A la inercia de nuestro presencialismo "aulacéntrico", sobre el que luego me explayo, han podido sumarse, en la adopción de esta política, algunas razones coyunturales.

La primera es el temor al argumento o agravio comparativo que podría haber sido esgrimido por sindicatos y padres ante la política de apertura de escuelas, colegios e institutos. El argumento, en mi opinión, tiene poco peso: a diferencia del resto de los estudiantes, a los universitarios, como personas mayores de edad que son, se les supone una capacidad de autorregularse que no es predicable del resto de estudiantes; además, las etapas preuniversitarias tienen una función educativa (y no meramente formativa, como la universitaria) que puede requerir un contacto más cercano, de carácter presencial. Apunto, con todo, que para su equivalente al bachillerato, Suecia ha reconocido a los institutos la competencia para definir la mayor o menor presencialidad de sus enseñanzas (no hay que olvidar que una de las principales razones por las que la escuela ha permanecido abierta ha sido que, en caso de cerrarse y teniendo en cuenta los tradicionales derechos al cuidado de los hijos pequeños que tienen los trabajadores suecos, el país se habría paralizado; esta razón falta cuando los hijos tienen más de quince años).

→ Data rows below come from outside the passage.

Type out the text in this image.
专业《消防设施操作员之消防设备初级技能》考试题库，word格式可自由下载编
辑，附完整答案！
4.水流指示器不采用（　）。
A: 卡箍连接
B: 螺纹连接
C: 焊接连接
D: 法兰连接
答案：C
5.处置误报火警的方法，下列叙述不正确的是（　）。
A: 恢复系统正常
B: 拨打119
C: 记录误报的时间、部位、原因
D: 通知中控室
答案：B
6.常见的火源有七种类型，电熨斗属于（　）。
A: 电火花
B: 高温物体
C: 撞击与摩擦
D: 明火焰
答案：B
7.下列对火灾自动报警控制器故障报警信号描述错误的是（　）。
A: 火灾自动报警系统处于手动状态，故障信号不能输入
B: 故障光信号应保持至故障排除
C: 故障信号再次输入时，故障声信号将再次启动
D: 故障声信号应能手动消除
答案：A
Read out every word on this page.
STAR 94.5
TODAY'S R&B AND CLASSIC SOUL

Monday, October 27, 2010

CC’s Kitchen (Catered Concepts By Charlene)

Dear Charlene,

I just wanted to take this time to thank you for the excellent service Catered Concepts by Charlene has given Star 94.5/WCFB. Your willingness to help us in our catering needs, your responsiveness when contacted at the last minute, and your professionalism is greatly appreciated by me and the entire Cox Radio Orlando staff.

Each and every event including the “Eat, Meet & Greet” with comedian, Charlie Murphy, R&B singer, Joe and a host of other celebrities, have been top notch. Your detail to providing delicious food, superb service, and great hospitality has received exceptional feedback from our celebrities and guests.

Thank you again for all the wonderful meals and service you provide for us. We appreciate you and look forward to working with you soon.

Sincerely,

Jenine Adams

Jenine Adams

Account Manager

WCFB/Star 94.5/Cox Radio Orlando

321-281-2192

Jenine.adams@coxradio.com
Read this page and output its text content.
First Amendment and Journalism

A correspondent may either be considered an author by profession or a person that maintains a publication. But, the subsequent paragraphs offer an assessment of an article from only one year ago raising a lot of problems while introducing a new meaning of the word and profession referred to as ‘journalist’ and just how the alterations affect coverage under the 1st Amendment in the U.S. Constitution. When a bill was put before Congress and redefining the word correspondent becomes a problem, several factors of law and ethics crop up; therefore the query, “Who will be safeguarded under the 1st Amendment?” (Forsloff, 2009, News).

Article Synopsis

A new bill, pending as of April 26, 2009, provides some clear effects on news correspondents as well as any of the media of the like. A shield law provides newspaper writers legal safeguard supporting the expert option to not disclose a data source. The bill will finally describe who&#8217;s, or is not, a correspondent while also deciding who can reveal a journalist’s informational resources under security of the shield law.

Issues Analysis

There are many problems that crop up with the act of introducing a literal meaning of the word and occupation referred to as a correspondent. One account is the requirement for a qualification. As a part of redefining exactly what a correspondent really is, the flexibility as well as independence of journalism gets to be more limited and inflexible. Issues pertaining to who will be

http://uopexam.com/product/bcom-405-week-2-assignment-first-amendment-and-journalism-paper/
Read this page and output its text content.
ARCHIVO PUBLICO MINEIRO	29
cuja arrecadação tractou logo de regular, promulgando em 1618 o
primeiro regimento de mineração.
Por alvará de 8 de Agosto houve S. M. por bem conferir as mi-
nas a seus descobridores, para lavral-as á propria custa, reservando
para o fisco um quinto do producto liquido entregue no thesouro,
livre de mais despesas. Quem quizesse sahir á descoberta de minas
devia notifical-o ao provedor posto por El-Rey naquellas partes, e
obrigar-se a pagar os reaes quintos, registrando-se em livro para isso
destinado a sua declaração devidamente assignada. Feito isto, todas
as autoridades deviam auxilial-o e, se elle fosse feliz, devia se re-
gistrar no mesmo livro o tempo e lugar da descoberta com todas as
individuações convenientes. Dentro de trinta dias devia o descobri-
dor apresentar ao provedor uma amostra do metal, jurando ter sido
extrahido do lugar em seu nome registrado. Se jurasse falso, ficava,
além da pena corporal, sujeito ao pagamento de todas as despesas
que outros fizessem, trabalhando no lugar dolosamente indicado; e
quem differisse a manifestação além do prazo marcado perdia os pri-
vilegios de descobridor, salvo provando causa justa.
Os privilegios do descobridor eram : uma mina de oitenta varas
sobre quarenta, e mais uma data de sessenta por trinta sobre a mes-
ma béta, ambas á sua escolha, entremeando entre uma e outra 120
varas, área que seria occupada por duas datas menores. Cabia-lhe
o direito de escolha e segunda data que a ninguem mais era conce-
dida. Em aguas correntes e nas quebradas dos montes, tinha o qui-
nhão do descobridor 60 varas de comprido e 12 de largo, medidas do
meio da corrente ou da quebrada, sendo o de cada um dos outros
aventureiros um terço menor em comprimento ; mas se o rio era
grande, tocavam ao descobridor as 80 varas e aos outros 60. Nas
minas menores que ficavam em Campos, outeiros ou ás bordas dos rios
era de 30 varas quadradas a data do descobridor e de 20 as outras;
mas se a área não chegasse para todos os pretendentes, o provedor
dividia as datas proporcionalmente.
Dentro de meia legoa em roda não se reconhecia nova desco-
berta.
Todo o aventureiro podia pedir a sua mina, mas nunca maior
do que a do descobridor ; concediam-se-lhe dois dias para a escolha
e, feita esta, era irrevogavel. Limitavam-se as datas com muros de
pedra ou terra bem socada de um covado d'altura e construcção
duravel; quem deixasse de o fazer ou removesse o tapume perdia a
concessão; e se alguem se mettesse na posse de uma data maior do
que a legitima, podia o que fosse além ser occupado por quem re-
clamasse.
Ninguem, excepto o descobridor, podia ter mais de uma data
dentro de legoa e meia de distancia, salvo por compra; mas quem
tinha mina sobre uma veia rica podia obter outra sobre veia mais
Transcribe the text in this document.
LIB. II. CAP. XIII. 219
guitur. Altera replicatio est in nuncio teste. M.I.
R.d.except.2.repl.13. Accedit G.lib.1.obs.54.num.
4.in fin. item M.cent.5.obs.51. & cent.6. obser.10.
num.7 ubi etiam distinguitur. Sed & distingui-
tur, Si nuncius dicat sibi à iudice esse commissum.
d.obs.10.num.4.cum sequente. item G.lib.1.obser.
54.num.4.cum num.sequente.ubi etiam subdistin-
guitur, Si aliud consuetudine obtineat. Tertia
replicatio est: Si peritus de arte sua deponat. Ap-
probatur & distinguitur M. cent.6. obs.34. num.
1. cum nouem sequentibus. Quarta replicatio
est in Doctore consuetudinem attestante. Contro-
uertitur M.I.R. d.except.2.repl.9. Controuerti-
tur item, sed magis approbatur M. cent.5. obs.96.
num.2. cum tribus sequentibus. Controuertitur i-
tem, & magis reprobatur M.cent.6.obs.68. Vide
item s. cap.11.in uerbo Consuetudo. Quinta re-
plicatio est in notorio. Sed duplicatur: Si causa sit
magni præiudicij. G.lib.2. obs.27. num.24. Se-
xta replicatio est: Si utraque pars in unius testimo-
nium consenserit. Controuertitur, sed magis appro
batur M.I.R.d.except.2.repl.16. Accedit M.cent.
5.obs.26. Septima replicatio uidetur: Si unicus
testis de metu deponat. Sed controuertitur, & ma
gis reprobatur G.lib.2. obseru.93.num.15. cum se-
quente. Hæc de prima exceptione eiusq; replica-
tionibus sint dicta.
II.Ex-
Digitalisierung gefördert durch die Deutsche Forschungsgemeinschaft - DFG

La segunda razón coyuntural puede haber sido el temor de las universidades tradicionalmente "receptoras" a que el anuncio de una presencialidad muy limitada ahuyentara a sus estudiantes. En universidades que sirven como polo de atracción académico-lúdico-cultural, el perjuicio de la falta de presencia de estudiantes procedentes de otros lugares se extendería, además, a las ciudades que las alojan. Esta razón ha jugado un papel importante en el hecho de que las universidades del Reino Unido, con alguna notable excepción, como Cambridge, hayan apostado por una elevada presencialidad. En la tradición del Reino Unido, donde muy pocos estudiantes estudian en su ciudad de residencia, siempre se ha valorado enormemente la experiencia personal de la vida de campus (que permite a las universidades sumar a sus ingresos por matrículas los de servicios complementarios, como el alojamiento). El temor a que los estudiantes optaran por "pasar año" y/o se rebelaran por el hecho de tener que pagar unas matrículas que, excepto en Escocia, decuplican las españolas ha debido de empujar a las universidades, dañadas ya por el Brexit, a mantener un régimen docente tan normal como sea posible.


2. ¿Otra oportunidad perdida?


Es posible que estas consideraciones estén sesgadas por mi experiencia como profesor de Derecho, pero creo que son perfectamente trasladables a las Humanidades y Ciencias Sociales y, con alguna adaptación, al resto de la áreas formativas universitarias.

La universidad española adolece de un excesivo presencialismo "aulacéntrico" y de un propósito exageradamente enciclopédico. 

En efecto, se espera que el estudiante que se gradúe haya asistido a 20 horas semanales de clase durante 30 semanas al año, lo que hace un total de más de dos mil clases a lo largo de la carrera, la mayoría de ellas teóricas, una cantidad desproporcionadamente superior a la que se aplica en universidades de tanta tradición didáctica como las anglosajonas.

Por otro lado, nuestro "prurito enciclopédico" hace que deban estudiarse "de pe a pa" los temarios completos de cada asignatura (unas 40), tal como están explicados en los manuales completos (actualmente se mueven en torno a las 300 páginas por asignatura de 6 créditos) o en los apuntes que es posible explicar en 45 a 60 horas de clase.

Como todo tiene un precio, los estudiantes no tienen ni tiempo ni motivación para realizar actividades que les permitan ganar autosuficiencia en la resolución de problemas, capacidad de análisis y síntesis, comprensión y expresión, trabajo en equipo, etc.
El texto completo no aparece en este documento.